Protecting User Choice – Using WordPress and Tumblr to train AI models
-
Very recently, Automattic published the following announcement regarding use of WordPress and Tumblr sites for training of AI. The problem with this announcement is that it refers to the Privacy Section of the General Settings. My blog is missing the part of this section that specifically exposes the checkbox “Prevent third party sharing for xyz.com”
I realize that my site is host externally, which means I have a WordPress.org account, but I also have a WordPress.com account in order to post here and ask questions like this.
Is the Privacy Section of General Settings different between sites hosted by WordPress.com, and externally hosted sites?
The blog I need help with is: (visible only to logged in users)
-
I forgot to include the relevant links:
Protecting User Choice
More Control Over the Content You Share
-
Is the Privacy Section of General Settings different between sites hosted by WordPress.com, and externally hosted sites?
Hi there, Your self-hosted WordPress website does not have a Privacy setting for Third Party Sharing and Protecting User Choice post has been updated to include the following:
- We will only share public content that’s hosted on WordPress.com and Tumblr, and only from sites that haven’t opted out.

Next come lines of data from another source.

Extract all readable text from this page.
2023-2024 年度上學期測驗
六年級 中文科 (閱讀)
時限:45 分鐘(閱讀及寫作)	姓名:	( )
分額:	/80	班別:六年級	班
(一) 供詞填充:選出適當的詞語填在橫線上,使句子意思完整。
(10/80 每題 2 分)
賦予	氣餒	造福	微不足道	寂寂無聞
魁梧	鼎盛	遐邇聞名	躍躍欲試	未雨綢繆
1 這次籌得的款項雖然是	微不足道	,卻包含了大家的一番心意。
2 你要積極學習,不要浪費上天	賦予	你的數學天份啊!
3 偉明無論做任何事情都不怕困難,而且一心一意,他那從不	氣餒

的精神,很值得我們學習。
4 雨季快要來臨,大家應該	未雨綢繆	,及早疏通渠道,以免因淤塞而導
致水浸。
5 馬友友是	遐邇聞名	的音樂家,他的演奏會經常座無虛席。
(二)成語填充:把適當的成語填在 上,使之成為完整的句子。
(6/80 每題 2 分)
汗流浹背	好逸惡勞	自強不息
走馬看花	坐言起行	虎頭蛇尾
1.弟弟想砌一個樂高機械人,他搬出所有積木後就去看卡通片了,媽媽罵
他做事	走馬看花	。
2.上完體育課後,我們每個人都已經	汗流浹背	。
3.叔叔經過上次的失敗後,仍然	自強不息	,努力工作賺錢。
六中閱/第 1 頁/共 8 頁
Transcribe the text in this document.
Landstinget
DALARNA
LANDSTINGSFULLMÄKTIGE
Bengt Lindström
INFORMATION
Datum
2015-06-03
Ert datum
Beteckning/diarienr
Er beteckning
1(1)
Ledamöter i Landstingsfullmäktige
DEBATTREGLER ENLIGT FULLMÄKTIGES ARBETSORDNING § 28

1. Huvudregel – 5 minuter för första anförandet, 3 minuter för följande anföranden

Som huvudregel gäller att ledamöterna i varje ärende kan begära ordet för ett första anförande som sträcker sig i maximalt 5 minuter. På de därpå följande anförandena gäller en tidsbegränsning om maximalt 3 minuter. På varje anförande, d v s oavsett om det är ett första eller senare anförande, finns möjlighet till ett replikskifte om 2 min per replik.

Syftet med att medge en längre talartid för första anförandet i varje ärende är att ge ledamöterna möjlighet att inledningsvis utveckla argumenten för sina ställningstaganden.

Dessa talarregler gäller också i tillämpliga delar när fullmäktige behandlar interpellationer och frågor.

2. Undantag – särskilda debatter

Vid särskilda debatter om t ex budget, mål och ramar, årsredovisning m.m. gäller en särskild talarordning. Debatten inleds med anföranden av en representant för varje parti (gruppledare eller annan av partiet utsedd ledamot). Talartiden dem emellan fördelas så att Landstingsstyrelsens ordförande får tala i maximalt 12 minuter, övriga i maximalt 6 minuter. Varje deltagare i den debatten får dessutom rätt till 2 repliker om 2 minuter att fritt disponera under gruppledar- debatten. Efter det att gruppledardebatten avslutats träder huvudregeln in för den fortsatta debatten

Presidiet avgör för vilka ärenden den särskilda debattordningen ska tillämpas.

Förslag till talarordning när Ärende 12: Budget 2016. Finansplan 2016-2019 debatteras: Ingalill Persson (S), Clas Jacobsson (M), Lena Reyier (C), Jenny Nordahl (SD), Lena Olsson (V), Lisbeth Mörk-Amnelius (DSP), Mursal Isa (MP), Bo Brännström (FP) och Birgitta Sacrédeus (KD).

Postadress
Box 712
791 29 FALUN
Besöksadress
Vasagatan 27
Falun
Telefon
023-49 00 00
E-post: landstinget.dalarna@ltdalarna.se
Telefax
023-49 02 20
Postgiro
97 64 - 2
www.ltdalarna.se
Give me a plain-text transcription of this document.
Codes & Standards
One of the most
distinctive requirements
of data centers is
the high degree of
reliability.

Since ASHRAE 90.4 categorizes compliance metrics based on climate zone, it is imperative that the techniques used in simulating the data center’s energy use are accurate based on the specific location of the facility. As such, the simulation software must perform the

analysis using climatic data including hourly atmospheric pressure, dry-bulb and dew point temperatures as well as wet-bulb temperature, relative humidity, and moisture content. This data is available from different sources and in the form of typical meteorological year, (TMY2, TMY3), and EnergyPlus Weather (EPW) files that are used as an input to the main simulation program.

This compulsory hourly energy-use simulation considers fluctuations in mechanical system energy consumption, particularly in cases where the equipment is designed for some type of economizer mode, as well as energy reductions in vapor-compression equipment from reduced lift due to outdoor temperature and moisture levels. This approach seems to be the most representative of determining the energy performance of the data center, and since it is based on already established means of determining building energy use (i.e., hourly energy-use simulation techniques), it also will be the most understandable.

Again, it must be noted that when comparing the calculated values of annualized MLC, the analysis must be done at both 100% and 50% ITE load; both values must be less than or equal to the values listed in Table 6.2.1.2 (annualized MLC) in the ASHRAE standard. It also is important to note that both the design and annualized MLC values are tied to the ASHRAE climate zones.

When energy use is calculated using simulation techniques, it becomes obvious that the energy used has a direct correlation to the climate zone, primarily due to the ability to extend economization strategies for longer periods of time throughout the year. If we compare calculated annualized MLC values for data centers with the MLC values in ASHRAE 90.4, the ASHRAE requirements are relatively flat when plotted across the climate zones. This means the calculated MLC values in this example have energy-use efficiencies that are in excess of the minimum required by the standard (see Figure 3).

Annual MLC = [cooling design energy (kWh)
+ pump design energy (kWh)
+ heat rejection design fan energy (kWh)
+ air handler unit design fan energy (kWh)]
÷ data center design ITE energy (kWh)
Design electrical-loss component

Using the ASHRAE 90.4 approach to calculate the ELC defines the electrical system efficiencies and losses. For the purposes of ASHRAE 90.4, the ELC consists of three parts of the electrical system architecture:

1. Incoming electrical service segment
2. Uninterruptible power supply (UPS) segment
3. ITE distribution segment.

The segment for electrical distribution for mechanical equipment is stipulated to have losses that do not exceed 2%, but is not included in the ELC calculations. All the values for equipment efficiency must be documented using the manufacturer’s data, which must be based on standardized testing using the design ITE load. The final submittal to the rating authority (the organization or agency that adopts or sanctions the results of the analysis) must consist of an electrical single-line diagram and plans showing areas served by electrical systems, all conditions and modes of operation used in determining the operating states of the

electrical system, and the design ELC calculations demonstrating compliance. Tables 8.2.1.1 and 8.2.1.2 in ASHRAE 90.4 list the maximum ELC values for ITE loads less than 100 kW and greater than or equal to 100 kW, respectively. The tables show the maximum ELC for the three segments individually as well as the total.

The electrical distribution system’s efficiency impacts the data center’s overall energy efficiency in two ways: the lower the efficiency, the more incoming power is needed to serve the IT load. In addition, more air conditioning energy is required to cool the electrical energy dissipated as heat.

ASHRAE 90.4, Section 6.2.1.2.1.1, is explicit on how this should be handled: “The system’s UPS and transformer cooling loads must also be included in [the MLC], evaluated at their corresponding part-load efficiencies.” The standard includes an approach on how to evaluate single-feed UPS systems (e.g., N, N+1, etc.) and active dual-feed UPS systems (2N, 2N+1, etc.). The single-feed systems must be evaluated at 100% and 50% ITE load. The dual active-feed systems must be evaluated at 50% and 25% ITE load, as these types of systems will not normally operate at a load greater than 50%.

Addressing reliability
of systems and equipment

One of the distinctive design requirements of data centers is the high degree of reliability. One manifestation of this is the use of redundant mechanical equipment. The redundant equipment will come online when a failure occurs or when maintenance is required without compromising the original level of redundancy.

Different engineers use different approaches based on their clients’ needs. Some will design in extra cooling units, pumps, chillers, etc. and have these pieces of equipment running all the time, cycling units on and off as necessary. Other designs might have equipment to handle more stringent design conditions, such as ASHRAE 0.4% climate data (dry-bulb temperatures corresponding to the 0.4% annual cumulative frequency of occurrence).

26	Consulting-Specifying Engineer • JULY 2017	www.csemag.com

- We are not including content from sites hosted elsewhere even if they use Automattic plugins like Jetpack or WooCommerce.
I hope that helps.
-
Thank you, @justjennifer, that clarifies part of my concern, but the language in the updated post confounds me. It’s not clear what is meant by “We are not including content from sites hosted elsewhere…” One interpretation is this: externally hosted sites are excluded from Protecting User Choice. Could you clarify this?
-
Hello again, This new Privacy setting is only available to WordPress.com (and Tumblr) sites because those Privacy settings determine what is included in our site’s robots.txt file. Most WordPress.com site owners do not have direct access to robots.txt file like self-hosted websites do.
On your self-hosted site, you would set up your own robots.txt file to disallow or allow bots from crawling your site. There are a number of resources out there to help you. Search for “robots.txt” in any search engine. Here’s the original https://www.robotstxt.org/, a help page from Yoast (NAYY) and search results on WordPress.org.
For more help with your WordPress site, head to the support forums at https://wordpress.org/support/forums/
Of course another option is to move your current WordPress site to WordPress.com for hosting. https://wordpress.com/support/import/ If you have questions about that, I’d recommend starting a new forum thread.
-
Hello again, I just came across this article in my reading which might help you in crafting your standalone WordPress site’s robots.txt file.
Block the Bots that Feed “AI” Models by Scraping Your Website
Again, no affiliation.
Best wishes.
-
@justjennifer, thank you very much. The link you posted March 5 was very useful. I was able to follow the subsequent links, installed YoastSEO(free) plug-in, created my robots.txt file, and revised my .htaccess file.
-
- The topic ‘Protecting User Choice – Using WordPress and Tumblr to train AI models’ is closed to new replies.